42 - A HISTÓRIA DE UMA LENDA (42, EUA, 2012)

(Crítica publicada por "Anjo Da Guarda", com seu nome original, no caderno de Cinema da Rede Bom Dia de jornalismo, edição de Itatiba, São Paulo)

“O tema não é original, mas com mensagem inspiradora sobre o preconceito, o filme mostra uma história verídica, digna do nosso conhecimento e que é de ser aplaudida de pé. E chama a atenção a linda interpretação de Harrison Ford.”



Filmes que se passam durante a segregação racial, pós 2ª guerra mundial, nos EUA, tem por si só um apelo dramático e social muito grande. E chamam a atenção do público. Pois bem, em “42 – A História de uma Lenda (42, EUA, 2012)”, lançado direto em dvd no país, vemos a história de Jackie Robinson (Chadwick Boseman), o primeiro negro a entrar para a maior liga de basebol americana, através das mãos de Branch Rickey (Harrison Ford), que tornou-se uma lenda. Mas tornou-se uma lenda, não só pelo fato da espécie de vencer corajosamente o tabu e a humilhação da segregação, mas principalmente por fermentar o mundo do esporte com a ideologia.  Afinal, na época vivia-se, o que hoje raramente acontece, o intuito puro no esporte, ou seja, o de unir, inspirar e fazer chorar sobre o time. Aliando isso a história de superação de “42” temos o enredo quase perfeito.

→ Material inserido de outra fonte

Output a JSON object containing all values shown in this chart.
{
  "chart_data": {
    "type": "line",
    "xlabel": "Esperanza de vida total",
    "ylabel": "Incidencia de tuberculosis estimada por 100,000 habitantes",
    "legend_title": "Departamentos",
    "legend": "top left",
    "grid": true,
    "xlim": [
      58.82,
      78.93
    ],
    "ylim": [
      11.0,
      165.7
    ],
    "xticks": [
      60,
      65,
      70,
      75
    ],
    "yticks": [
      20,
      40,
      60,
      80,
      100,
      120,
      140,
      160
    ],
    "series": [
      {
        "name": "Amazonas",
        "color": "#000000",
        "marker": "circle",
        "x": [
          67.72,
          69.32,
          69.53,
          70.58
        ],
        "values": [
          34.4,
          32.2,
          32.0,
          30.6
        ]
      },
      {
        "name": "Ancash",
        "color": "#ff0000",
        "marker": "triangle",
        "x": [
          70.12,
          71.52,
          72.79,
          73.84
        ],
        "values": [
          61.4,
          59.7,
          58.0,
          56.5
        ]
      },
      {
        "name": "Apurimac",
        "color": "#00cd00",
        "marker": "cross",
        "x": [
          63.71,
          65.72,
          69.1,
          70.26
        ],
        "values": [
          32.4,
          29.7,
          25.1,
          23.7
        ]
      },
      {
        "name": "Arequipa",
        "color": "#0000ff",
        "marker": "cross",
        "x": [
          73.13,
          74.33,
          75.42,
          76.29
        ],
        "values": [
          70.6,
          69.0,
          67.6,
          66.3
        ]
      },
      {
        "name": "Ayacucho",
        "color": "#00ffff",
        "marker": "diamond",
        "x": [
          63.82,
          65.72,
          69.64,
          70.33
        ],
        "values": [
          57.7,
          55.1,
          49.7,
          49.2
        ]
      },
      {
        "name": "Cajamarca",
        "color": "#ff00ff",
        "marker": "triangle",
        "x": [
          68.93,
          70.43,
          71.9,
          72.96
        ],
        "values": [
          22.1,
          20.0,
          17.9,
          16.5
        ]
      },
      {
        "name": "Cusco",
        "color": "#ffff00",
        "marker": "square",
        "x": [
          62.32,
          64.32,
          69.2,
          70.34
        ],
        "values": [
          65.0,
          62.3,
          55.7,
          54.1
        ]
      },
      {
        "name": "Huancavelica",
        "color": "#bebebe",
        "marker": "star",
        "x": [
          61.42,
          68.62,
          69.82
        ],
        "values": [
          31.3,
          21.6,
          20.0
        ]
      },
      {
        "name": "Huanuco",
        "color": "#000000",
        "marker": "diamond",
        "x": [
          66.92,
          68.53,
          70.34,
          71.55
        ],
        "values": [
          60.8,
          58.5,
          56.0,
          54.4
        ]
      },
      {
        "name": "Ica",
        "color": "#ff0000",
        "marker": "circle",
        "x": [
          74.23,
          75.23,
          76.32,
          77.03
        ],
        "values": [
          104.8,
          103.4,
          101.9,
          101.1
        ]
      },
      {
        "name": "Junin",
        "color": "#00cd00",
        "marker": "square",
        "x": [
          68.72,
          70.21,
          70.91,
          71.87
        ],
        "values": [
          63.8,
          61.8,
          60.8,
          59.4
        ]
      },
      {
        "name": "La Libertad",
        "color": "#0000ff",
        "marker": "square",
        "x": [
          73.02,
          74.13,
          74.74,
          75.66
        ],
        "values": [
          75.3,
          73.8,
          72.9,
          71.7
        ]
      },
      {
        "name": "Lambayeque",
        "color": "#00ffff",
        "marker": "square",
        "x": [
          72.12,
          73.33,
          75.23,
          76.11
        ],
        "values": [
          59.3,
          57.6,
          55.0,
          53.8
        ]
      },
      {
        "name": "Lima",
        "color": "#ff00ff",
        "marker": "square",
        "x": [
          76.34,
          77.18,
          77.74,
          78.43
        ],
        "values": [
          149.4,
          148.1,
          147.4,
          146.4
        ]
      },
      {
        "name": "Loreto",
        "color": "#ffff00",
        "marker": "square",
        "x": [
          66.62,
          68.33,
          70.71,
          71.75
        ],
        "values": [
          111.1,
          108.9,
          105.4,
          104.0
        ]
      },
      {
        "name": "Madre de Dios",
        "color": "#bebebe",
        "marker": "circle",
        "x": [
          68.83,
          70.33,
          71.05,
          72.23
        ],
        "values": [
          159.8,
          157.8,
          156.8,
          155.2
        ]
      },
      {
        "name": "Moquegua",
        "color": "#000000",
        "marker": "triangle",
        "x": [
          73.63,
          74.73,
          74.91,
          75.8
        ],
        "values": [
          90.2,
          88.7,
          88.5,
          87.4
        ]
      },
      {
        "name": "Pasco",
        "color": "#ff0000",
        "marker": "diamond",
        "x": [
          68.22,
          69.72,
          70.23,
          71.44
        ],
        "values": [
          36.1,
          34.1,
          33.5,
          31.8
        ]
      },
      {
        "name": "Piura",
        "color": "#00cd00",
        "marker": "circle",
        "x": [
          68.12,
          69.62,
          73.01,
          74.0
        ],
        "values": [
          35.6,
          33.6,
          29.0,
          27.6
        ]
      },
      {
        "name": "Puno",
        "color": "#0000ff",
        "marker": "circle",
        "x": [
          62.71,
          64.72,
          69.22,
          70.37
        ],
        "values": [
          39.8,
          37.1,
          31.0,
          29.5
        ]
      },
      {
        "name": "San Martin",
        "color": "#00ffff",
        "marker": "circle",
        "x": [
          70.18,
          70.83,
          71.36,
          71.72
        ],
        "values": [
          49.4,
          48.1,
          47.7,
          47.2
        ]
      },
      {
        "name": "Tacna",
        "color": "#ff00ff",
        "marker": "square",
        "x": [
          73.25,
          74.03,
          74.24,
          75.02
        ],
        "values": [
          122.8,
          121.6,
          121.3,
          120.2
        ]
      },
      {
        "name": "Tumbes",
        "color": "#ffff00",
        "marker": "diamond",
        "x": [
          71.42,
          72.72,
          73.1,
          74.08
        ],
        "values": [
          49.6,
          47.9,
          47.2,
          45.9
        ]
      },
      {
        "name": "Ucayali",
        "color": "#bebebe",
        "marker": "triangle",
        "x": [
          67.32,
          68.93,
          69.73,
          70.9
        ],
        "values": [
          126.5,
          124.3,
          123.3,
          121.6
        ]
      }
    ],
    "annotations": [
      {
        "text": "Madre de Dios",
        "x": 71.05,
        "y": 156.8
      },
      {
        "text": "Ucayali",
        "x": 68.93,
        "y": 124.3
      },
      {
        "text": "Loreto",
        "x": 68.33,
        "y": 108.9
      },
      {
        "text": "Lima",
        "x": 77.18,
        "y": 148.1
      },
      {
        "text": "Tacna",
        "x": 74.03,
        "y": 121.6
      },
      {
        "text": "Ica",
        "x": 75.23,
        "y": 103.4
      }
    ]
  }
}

Lógico, no filme estão aqueles velhos clichês de sempre, a trilha sonora quase monumental que manipula o espectador, o apelo emocional que é grande, mas chama a atenção a veracidade da história, a veracidade da época e as boas interpretações. Surge um Harrison Ford no papel do homem que acreditou que seria possível o basebol vencer o limite da segregação, um personagem brilhante e, talvez pela primeira vez, é possível acreditar que o ator, ícone de uma geração, ainda pode extrair de si o que tem de melhor: a interpretação. O ator que interpreta Jackie (Chadwick Boseman) não faz um trabalho assim tão eloquente, mas é extremamente competente. Enfim, pelo sim e pelo não, a história precisa ser louvada e vista. Precisa ser apresentada aos nossos filhos como mais um registro do que seres humanos podem fazer uns pelos outros, contra ou a favor. Com certeza, o filme entrará para a matéria de muitos professores, afinal nunca é demais.